Magic Internet Answer: A fine question Johnny and I enjoyed your list of the various odors that you abhor. I find it interesting that you mentioned Brut Cologne and Frank Stallone in the same question. I will have you know that not only do they rhyme but Frank’s brother Sylvester Stallone pulled a Brut Cologne trailer at the beginning of Over the Top. Here it is.



And here is another Over the Top Trailer.



But let’s get down to answering your question. What is the worst smell in the world? is a very subjective question. To begin with it is highly implausible that every odor existing on this planet has been recorded. But let us begin by looking at some of the chemical odors that have been documented. Sulpher compounds are widely regarded to omit a very unpleasant odor akin to rotting eggs. This smell is even added to certain gases in order to warn people of leaks. Sulpher compounds are also behind a stench that is considered to be in the top running for worst in the world. The smell of the blossoming Putrescine Amorphophallus Titanium plant.



Also known as the Corpse Flower, this plant blossoms once every several years and the odor it gives off (used to attract bees for pollination) has been described as smelling like a combination of rotting fish and garbage or a rotting elephant carcass. That being said there is a group of chemicals that is said to be worse. Isonitriles are described as giving off the Godzilla of smells.



Those that have smelt them are at a loss to say what they smell like beyond that it is awful and that it lingers in your brain like a trauma. This is a good segue to what I believe to be truly the worst and most traumatizing odor for human being; The smell of a dead and rotting human being.

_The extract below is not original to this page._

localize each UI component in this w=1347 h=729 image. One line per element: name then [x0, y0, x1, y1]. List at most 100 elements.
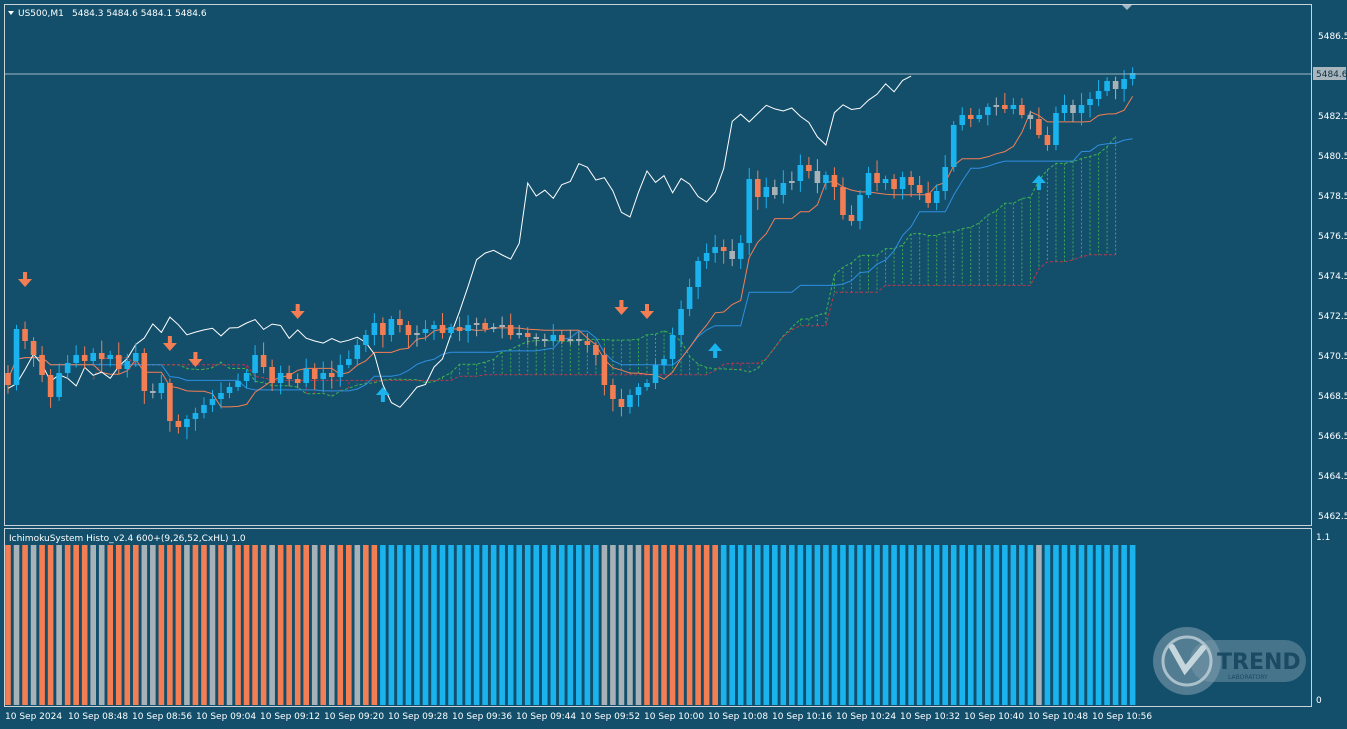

You see the human sense of smell goes beyond the mere analysis of chemical compounds breathed in. The human perception of smell consists not only of the perception of the odors themselves but of the experiences and emotions associated with these sensations. Some people may perceive a so called nice smell to be terrible because they associate it with a traumatic event and others may perceive a terrible smell with less abhorrence because they experience it on a regular basis. That being said we know that a rotting human corpse gives off a foul odor on a chemical level due to the release of chemicals such as putrescine but it’s the effect that the odor has on the average human that truly makes it the worst smell in the world. There is the trauma of being in close vicinity to a human body, there is the natural instinct to stay away from dead bodies in order not to contract diseases and there is the emotional turmoil of confronting one’s own mortality. When one factors in all of these variables one can only come to one conclusion. To the average human being the worst smell in the world is the smell of another dead or dying human being.

Hmmm, Gross. Thanks Magic internet. You’re probably right. It probably is a dead guy. Either that or Frank Stallone.